Porav-Hodade Daniel, Gherasim Raul, Todea-Moga Ciprian, Reman Tibor, Feciche Bogdan Ovidiu, Hunor Kosza, Guliciuc Madalin, Orsolya Katalin Ilona Mártha, Coman Ioan, Crisan Nicolae
Department of Urology, George Emil Palade University of Medicine, Pharmacy, Science, and Technology of Târgu Mureș, 540139 Târgu Mureș, Romania.
Department of Urology, Clinical County Hospital Mures, 540136 Târgu Mures, Romania.
Diagnostics (Basel). 2024 Dec 15;14(24):2825. doi: 10.3390/diagnostics14242825.
BACKGROUND/OBJECTIVES: An electric wire inserted into the bladder or urethra presents a specific challenge that is frequently encountered in such cases: the potential formation of a tight knot, making extraction nearly impossible. The primary objective of this study was to share our personal experience with patients who had intravesical electric cable insertions and to provide an extensive literature review, offering detailed insights into the various strategies reported for managing such foreign body cases.
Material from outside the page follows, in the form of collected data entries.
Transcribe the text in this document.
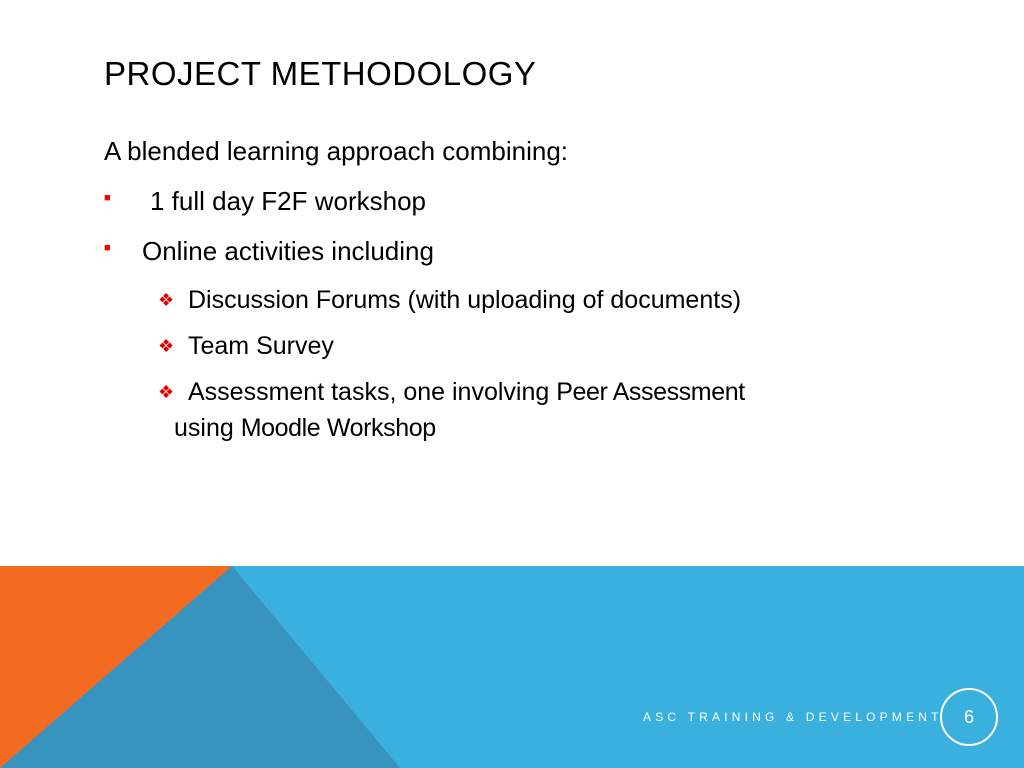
PROJECT METHODOLOGY

A blended learning approach combining:

■ 1 full day F2F workshop
■ Online activities including
❖ Discussion Forums (with uploading of documents)
❖ Team Survey
❖ Assessment tasks, one involving Peer Assessment
using Moodle Workshop
ASC TRAINING & DEVELOPMENT	6
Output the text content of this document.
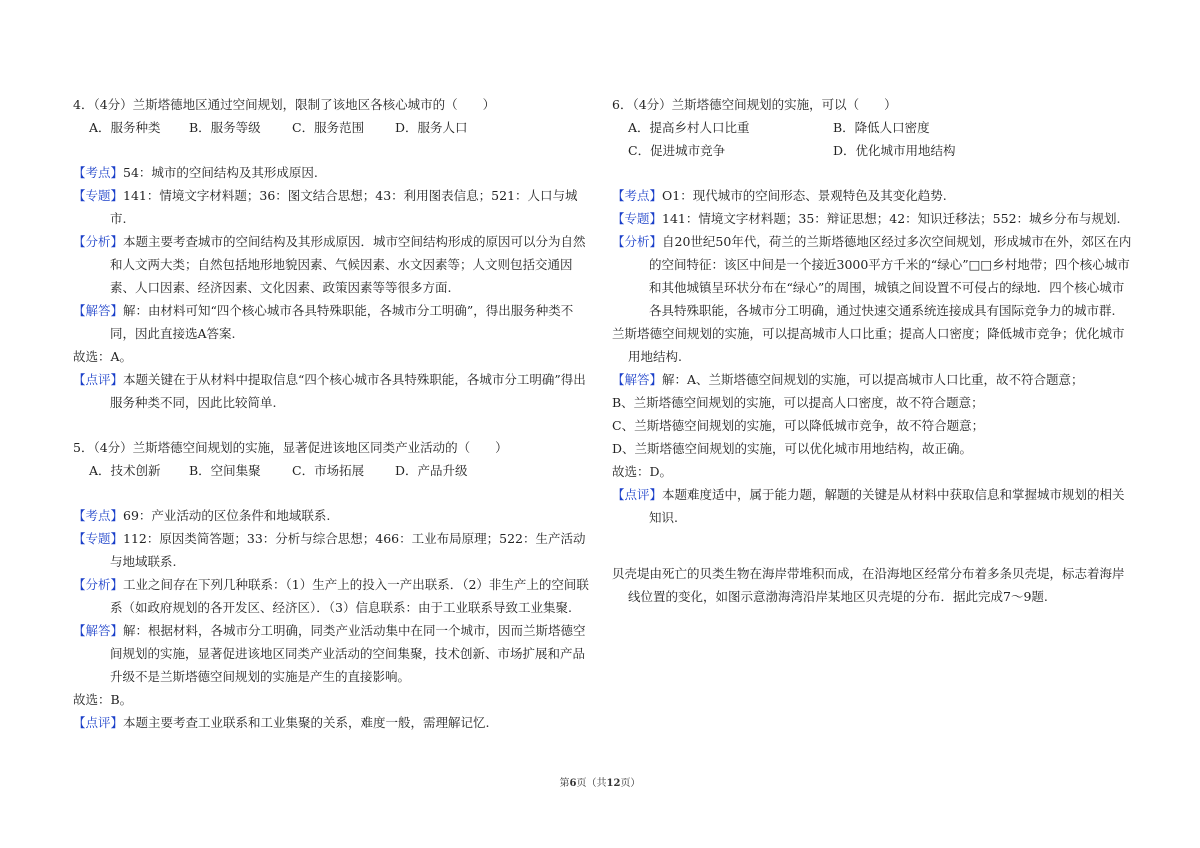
4．（4分）兰斯塔德地区通过空间规划，限制了该地区各核心城市的（　　）

A．服务种类	B．服务等级	C．服务范围	D．服务人口

【考点】54：城市的空间结构及其形成原因.

【专题】141：情境文字材料题；36：图文结合思想；43：利用图表信息；521：人口与城市.

【分析】本题主要考查城市的空间结构及其形成原因．城市空间结构形成的原因可以分为自然和人文两大类；自然包括地形地貌因素、气候因素、水文因素等；人文则包括交通因素、人口因素、经济因素、文化因素、政策因素等等很多方面.

【解答】解：由材料可知“四个核心城市各具特殊职能，各城市分工明确”，得出服务种类不同，因此直接选A答案.

故选：A。

【点评】本题关键在于从材料中提取信息“四个核心城市各具特殊职能，各城市分工明确”得出服务种类不同，因此比较简单.

5．（4分）兰斯塔德空间规划的实施，显著促进该地区同类产业活动的（　　）

A．技术创新	B．空间集聚	C．市场拓展	D．产品升级

【考点】69：产业活动的区位条件和地域联系.

【专题】112：原因类简答题；33：分析与综合思想；466：工业布局原理；522：生产活动与地域联系.

【分析】工业之间存在下列几种联系：（1）生产上的投入一产出联系．（2）非生产上的空间联系（如政府规划的各开发区、经济区）．（3）信息联系：由于工业联系导致工业集聚.

【解答】解：根据材料，各城市分工明确，同类产业活动集中在同一个城市，因而兰斯塔德空间规划的实施，显著促进该地区同类产业活动的空间集聚，技术创新、市场扩展和产品升级不是兰斯塔德空间规划的实施是产生的直接影响。

故选：B。

【点评】本题主要考查工业联系和工业集聚的关系，难度一般，需理解记忆.

6．（4分）兰斯塔德空间规划的实施，可以（　　）

A．提高乡村人口比重	B．降低人口密度
C．促进城市竞争	D．优化城市用地结构

【考点】O1：现代城市的空间形态、景观特色及其变化趋势.

【专题】141：情境文字材料题；35：辩证思想；42：知识迁移法；552：城乡分布与规划.

【分析】自20世纪50年代，荷兰的兰斯塔德地区经过多次空间规划，形成城市在外，郊区在内的空间特征：该区中间是一个接近3000平方千米的“绿心”□□乡村地带；四个核心城市和其他城镇呈环状分布在“绿心”的周围，城镇之间设置不可侵占的绿地．四个核心城市各具特殊职能，各城市分工明确，通过快速交通系统连接成具有国际竞争力的城市群.

兰斯塔德空间规划的实施，可以提高城市人口比重；提高人口密度；降低城市竞争；优化城市用地结构.

【解答】解：A、兰斯塔德空间规划的实施，可以提高城市人口比重，故不符合题意；

B、兰斯塔德空间规划的实施，可以提高人口密度，故不符合题意；

C、兰斯塔德空间规划的实施，可以降低城市竞争，故不符合题意；

D、兰斯塔德空间规划的实施，可以优化城市用地结构，故正确。

故选：D。

【点评】本题难度适中，属于能力题，解题的关键是从材料中获取信息和掌握城市规划的相关知识.

贝壳堤由死亡的贝类生物在海岸带堆积而成，在沿海地区经常分布着多条贝壳堤，标志着海岸线位置的变化，如图示意渤海湾沿岸某地区贝壳堤的分布．据此完成7～9题.

第6页（共12页）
Of the four cases with a foreign body in the lower urinary tract, two involved patients aged 19 and 53, respectively, who had inserted an electric cable. During their attempt at self-removal, they developed an intravesical knot, as confirmed by radiographic imaging.
In the first case, a bipolar approach was used: a cystoscope was inserted transurethrally into the bladder alongside the cable, while a laparoscopic trocar was introduced suprapubically. Using laparoscopic scissors, the cable was successfully cut and removed. In the second case, due to the cable's size, a direct cystotomy was performed. At the 3-month follow-up, the uroflowmetry results were normal for both patients. A psychiatric evaluation revealed no abnormalities in the first patient, while the second patient was diagnosed with polyembolokoilamania.
The removal of self-inserted electric cables from the urethra and bladder is a challenging procedure, often requiring the urologist's creativity to prevent potential complications. Many cases can be resolved endoscopically; however, even this minimally invasive approach must be tailored to each case to provide the most suitable solution for the patient.
背景/目的:将电线插入膀胱或尿道会带来一种在这类病例中经常遇到的特殊挑战:可能形成紧密的结,导致几乎无法取出。本研究的主要目的是分享我们在膀胱内插入电缆患者方面的个人经验,并提供广泛的文献综述,深入详细地介绍报道的处理此类异物病例的各种策略。
在下尿路有异物的4例病例中,2例分别为19岁和53岁的患者插入了电缆。在他们尝试自行取出时,经影像学检查证实形成了膀胱内结。
第一例采用双极方法:通过尿道将膀胱镜经尿道插入膀胱,与电缆并行,同时经耻骨上引入腹腔镜套管针。使用腹腔镜剪刀成功切断并取出电缆。第二例由于电缆尺寸原因,进行了直接膀胱切开术。在3个月的随访中,两名患者的尿流率结果均正常。精神科评估显示第一例患者无异常,而第二例患者被诊断为多栓塞性脂肪瘤病。
从尿道和膀胱中取出自行插入的电缆是一项具有挑战性的操作,通常需要泌尿外科医生发挥创造力以预防潜在并发症。许多病例可通过内镜解决;然而,即使是这种微创方法也必须根据每个病例进行调整,为患者提供最合适的解决方案。